Tra gli “addetti ai lavori” che conosco, erano presenti Graziano Braschi , Marco Vichi , Daniele Nepi e Roberta Lepri .

 

Graziano Braschi, Daniele Nepi e Roberta Lepri, tra l’altro, insieme anche a Leonardo Gori, partecipano all’antologia di racconti gialli marini Un mare di delitti , edita dalla Laurum, che presenterò insieme a Beatrice Manetti l’8 novembre alla libreria Melbookstore Seeber di Firenze. C’è ancora un po’ di tempo prima di questa presentazione e ci sarà occasione ancora di parlare di questo libro, ma intanto ho iniziato ad anticiparvelo, così mi avvantaggio.

 

Alla presentazione c’era anche Marco Vichi ha appena pubblicato con Guanda un nuovo romanzo, Nero di luna che non ha come protagonista il Commissario Bordelli ma bensì un giovane scrittore fiorentino che si reca in una casa del Chianti per scrivere un romanzo e viene invece coinvolto in una storia inquietante. Il libro sarà presentato alla Feltrinelli di Firenze il 25 settembre alle 18. Ho pensato bene di comprarne una copia e di farmela autografare da Vichi. Lui però non ha gradito il fatto che del suo libro ne abbia acquistato un solo volume mentre del libro di Gori ne avevo comprati tre (ho due compleanni in questi giorni, e quale regalo migliore che un libro autografato dall’autore?). Che dire? Il libro di Gori, che inizia con un migliaio di scimmie assassine che nell’aprile del 1505 sciamano per le strade di Livorno uccidendo e sbranando la popolazione, mi sembrava adattarsi meglio ai gusti di chi doveva ricevere il regalo rispetto al notturno romanzo di Vichi. E non potevo certo comprare anche tre copie del Nero di luna, solo per par condicio.

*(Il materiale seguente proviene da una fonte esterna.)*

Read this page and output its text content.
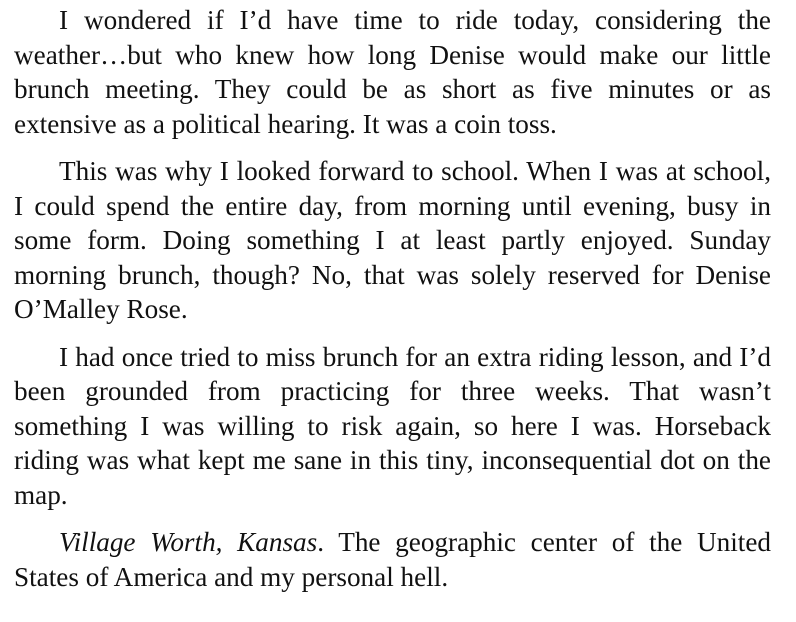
I wondered if I’d have time to ride today, considering the weather…but who knew how long Denise would make our little brunch meeting. They could be as short as five minutes or as extensive as a political hearing. It was a coin toss.

This was why I looked forward to school. When I was at school, I could spend the entire day, from morning until evening, busy in some form. Doing something I at least partly enjoyed. Sunday morning brunch, though? No, that was solely reserved for Denise O’Malley Rose.

I had once tried to miss brunch for an extra riding lesson, and I’d been grounded from practicing for three weeks. That wasn’t something I was willing to risk again, so here I was. Horseback riding was what kept me sane in this tiny, inconsequential dot on the map.

Village Worth, Kansas. The geographic center of the United States of America and my personal hell.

È andata a finire che Vichi mi ha scritto la seguente dedica “A Sergio (tre a uno per Gori)”.

È una dedica originale, non c’è che dire; magari va a finire che questo volume autografato in modo così anomalo tra qualche anno varrà un mucchio di soldi. Non so se per arricchirmi devo puntare su di questo libro o su La proposta (vedi il mio post del 27 aprile 2007) di Nino Filastò, anch’esso autografato dall’autore, ma che si interrompe a pagina 144 mentre le successive trenta pagine riportano la parte finale di Laura, un’opera del 1943 di Vera Caspary da cui è stato tratto il film Vertigine di Otto Preminger. L'impaginazione anomala rende la copia originale e rara, ma io sono rimasto con la curiosità di sapere come finisce la Proposta. Quando incontrerò Filastò (c'è anche lui nell'antologia Un mare di delitti) glielo chiederò.